Ivan Baptista: Obrigado pela questão. Estes jogos são jogos que não temos no nosso campeonato. Muito raramente temos este tipo de estímulos no campeonato, infelizmente. Do ponto de vista tático, o que fizemos em Barcelona nunca vamos ter que o fazer no nosso campeonato. A exposição que tivemos em organização defensiva, no nosso meio-campo constantemente, como tivemos de fazer contra essa equipa, é algo que do ponto de vista tático tivemos de crescer muito na preparação para esse jogo, e foi uma preparação curta, e durante o jogo tivemos de conseguir corresponder. São pequenos pormenores. Naturalmente a este nível, com as intérpretes que as equipas adversárias têm, temos de rapidamente começar a encontrar outro tipo de estratégias. Não é fácil nestes contextos de Liga dos Campeões contra um PSG, um Arsenal, conseguirmos lidar e confiar por si só, por exemplo, nos duelos individuais. São jogadoras que são diferenciadas do ponto de vista individual e que, não facilmente, mas com grande probabilidade, conseguem sair dessas marcações individuais. São jogadoras muito rápidas e fortes. Hoje vimos aqui jogadoras de 19 ou 20 anos com um físico impressionante. No campeonato damo-nos ao luxo de estar mais confortáveis num bloco a 50 metros a pressionar o adversário, mas neste tipo de contexto temos de ter as jogadoras e as linhas mais próximas umas das outras, para ter coberturas e que a equipa esteja organizada. Ainda que alguma jogadora falhe, porque neste tipo de contexto contra estas intérpretes, é provável que aconteça, temos de conseguir corresponder como equipa no momento de organização defensiva. No momento de organização ofensiva, são equipas com muita mais capacidade na pressão, que nos obrigam a procurar outro tipo de estratégias e soluções, não só curtas, mas longas. Hoje até conseguimos do ponto de vista curto quebrar muitas vezes a pressão do PSG. São estas pequenas coisas que nos ajudam e que nos acrescentam no processo. Um processo que para nós é muito rico, porque nos ajuda a crescer nas competições internas, mas infelizmente não temos este tipo de estímulo maus; vezes na Liga ou na Taça.

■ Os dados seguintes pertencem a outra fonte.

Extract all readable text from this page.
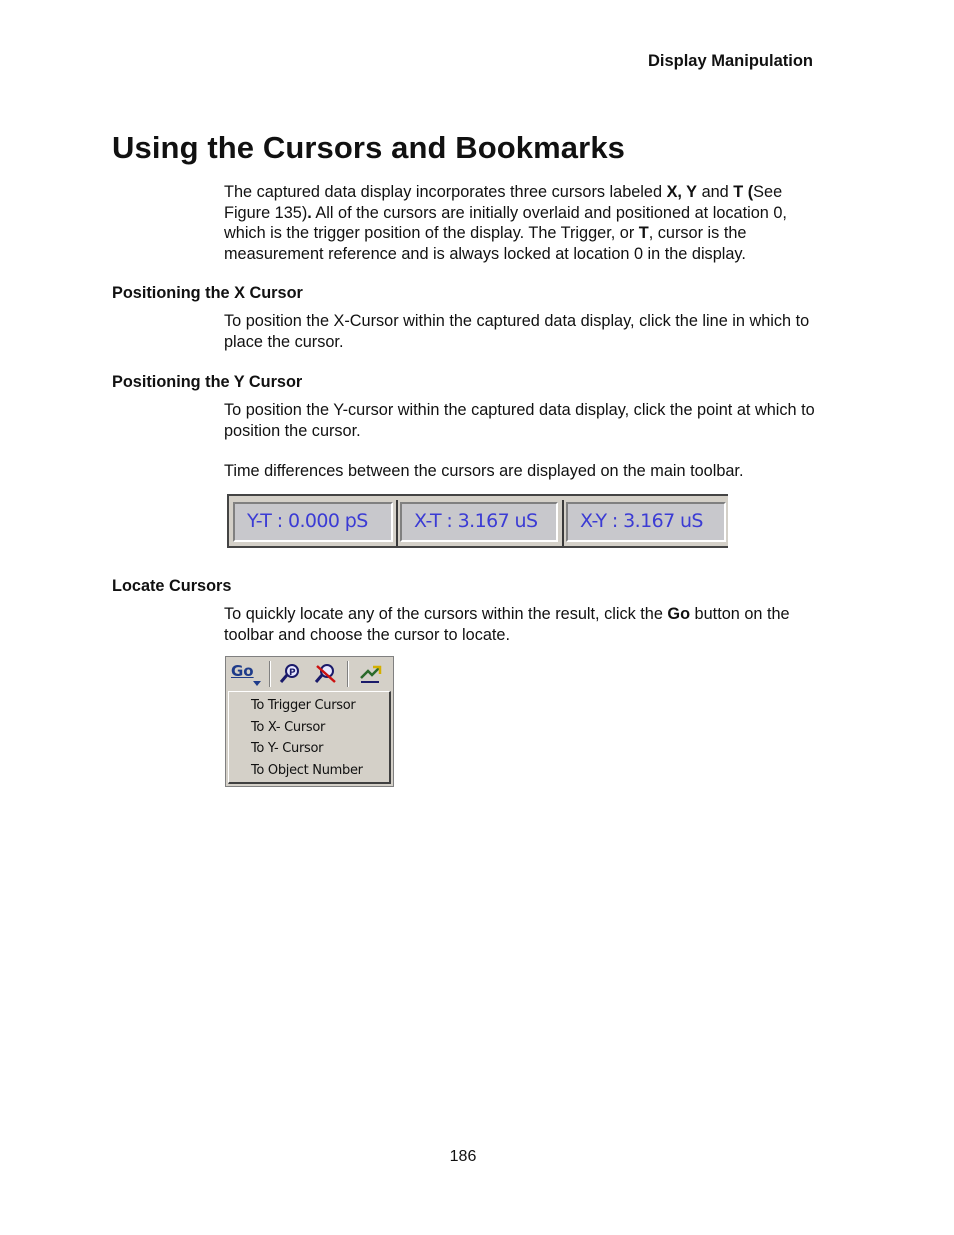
Display Manipulation
Using the Cursors and Bookmarks

The captured data display incorporates three cursors labeled X, Y and T (See Figure 135). All of the cursors are initially overlaid and positioned at location 0, which is the trigger position of the display. The Trigger, or T, cursor is the measurement reference and is always locked at location 0 in the display.

Positioning the X Cursor

To position the X-Cursor within the captured data display, click the line in which to place the cursor.

Positioning the Y Cursor

To position the Y-cursor within the captured data display, click the point at which to position the cursor.

Time differences between the cursors are displayed on the main toolbar.

Y-T : 0.000 pS	X-T : 3.167 uS	X-Y : 3.167 uS
Locate Cursors

To quickly locate any of the cursors within the result, click the Go button on the toolbar and choose the cursor to locate.

Go	P
To Trigger Cursor
To X- Cursor
To Y- Cursor
To Object Number
186
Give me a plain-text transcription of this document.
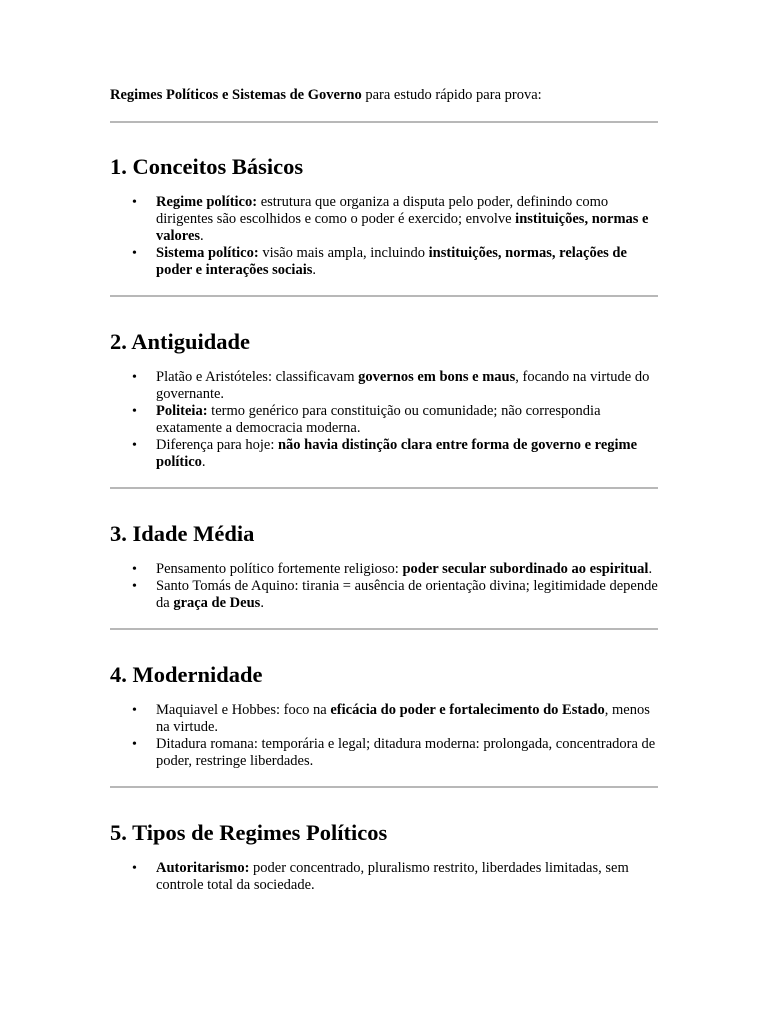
Regimes Políticos e Sistemas de Governo para estudo rápido para prova:

1. Conceitos Básicos
• Regime político: estrutura que organiza a disputa pelo poder, definindo como dirigentes são escolhidos e como o poder é exercido; envolve instituições, normas e valores.
• Sistema político: visão mais ampla, incluindo instituições, normas, relações de poder e interações sociais.
2. Antiguidade
• Platão e Aristóteles: classificavam governos em bons e maus, focando na virtude do governante.
• Politeia: termo genérico para constituição ou comunidade; não correspondia exatamente a democracia moderna.
• Diferença para hoje: não havia distinção clara entre forma de governo e regime político.
3. Idade Média
• Pensamento político fortemente religioso: poder secular subordinado ao espiritual.
• Santo Tomás de Aquino: tirania = ausência de orientação divina; legitimidade depende da graça de Deus.
4. Modernidade
• Maquiavel e Hobbes: foco na eficácia do poder e fortalecimento do Estado, menos na virtude.
• Ditadura romana: temporária e legal; ditadura moderna: prolongada, concentradora de poder, restringe liberdades.
5. Tipos de Regimes Políticos
• Autoritarismo: poder concentrado, pluralismo restrito, liberdades limitadas, sem controle total da sociedade.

Bola na Rede: Foi notória a capacidade do PSG criar perigo a partir de bolas paradas e cruzamentos para a área. Qual a estratégia do PSG para este momento de jogo?

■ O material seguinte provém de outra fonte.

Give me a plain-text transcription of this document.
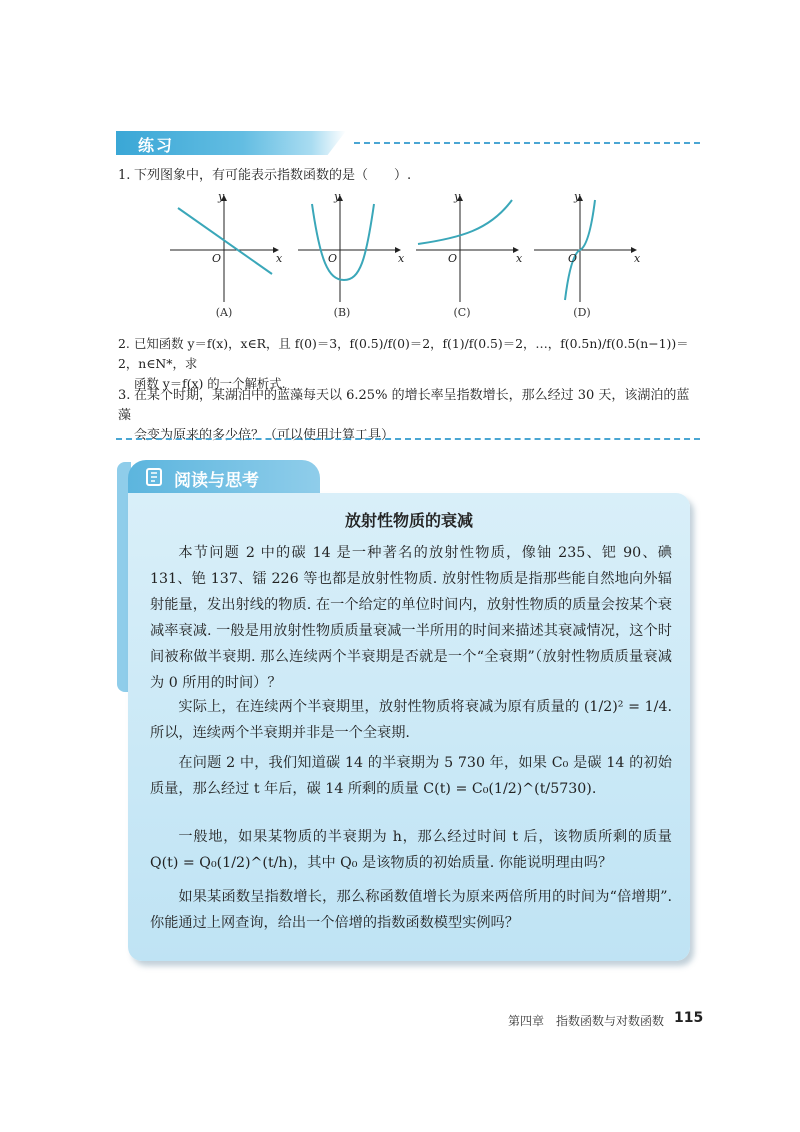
练习
1. 下列图象中，有可能表示指数函数的是（　　）.
y
x
O
y
x
O
y
x
O
y
x
O
(A)	(B)	(C)	(D)
2. 已知函数 y＝f(x)，x∈R，且 f(0)＝3，f(0.5)/f(0)＝2，f(1)/f(0.5)＝2，…，f(0.5n)/f(0.5(n−1))＝2，n∈N*，求
函数 y＝f(x) 的一个解析式.
3. 在某个时期，某湖泊中的蓝藻每天以 6.25% 的增长率呈指数增长，那么经过 30 天，该湖泊的蓝藻
会变为原来的多少倍？（可以使用计算工具）
阅读与思考
放射性物质的衰减
本节问题 2 中的碳 14 是一种著名的放射性物质，像铀 235、钯 90、碘 131、铯 137、镭 226 等也都是放射性物质. 放射性物质是指那些能自然地向外辐射能量，发出射线的物质. 在一个给定的单位时间内，放射性物质的质量会按某个衰减率衰减. 一般是用放射性物质质量衰减一半所用的时间来描述其衰减情况，这个时间被称做半衰期. 那么连续两个半衰期是否就是一个“全衰期”（放射性物质质量衰减为 0 所用的时间）？
实际上，在连续两个半衰期里，放射性物质将衰减为原有质量的 (1/2)² = 1/4. 所以，连续两个半衰期并非是一个全衰期.
在问题 2 中，我们知道碳 14 的半衰期为 5 730 年，如果 C₀ 是碳 14 的初始质量，那么经过 t 年后，碳 14 所剩的质量 C(t) = C₀(1/2)^(t/5730).
一般地，如果某物质的半衰期为 h，那么经过时间 t 后，该物质所剩的质量 Q(t) = Q₀(1/2)^(t/h)，其中 Q₀ 是该物质的初始质量. 你能说明理由吗？
如果某函数呈指数增长，那么称函数值增长为原来两倍所用的时间为“倍增期”. 你能通过上网查询，给出一个倍增的指数函数模型实例吗？
第四章　指数函数与对数函数 115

Paulo César Parente: Neste momento de jogo, queríamos desequilibrar o Benfica nas costas da defesa. Tivemos bastantes bolas paradas que não soubemos aproveitar, mesmo que existisse a possibilidade porque temos muito boas jogadoras de cabeça. Houve essa oportunidade e tivemos muitas ocasiões nas bolas paradas. Tínhamos de ter concretizado essas bolas paradas para que pudéssemos ficar mais tranquilos no jogo. Foi um jogo bastante equilibrado. O Benfica não chegou tanto à nossa baliza, mas as jogadoras batalharam muito a meio-campo. No meio-campo temos jogadoras bastante novas e jovens e faltou um pouco de maturidade à equipa. A estratégia era desequilibrar pelo lado. Conseguimos fazê-lo algumas vezes, mas não traduzimos em golo as ocasiões que tivemos.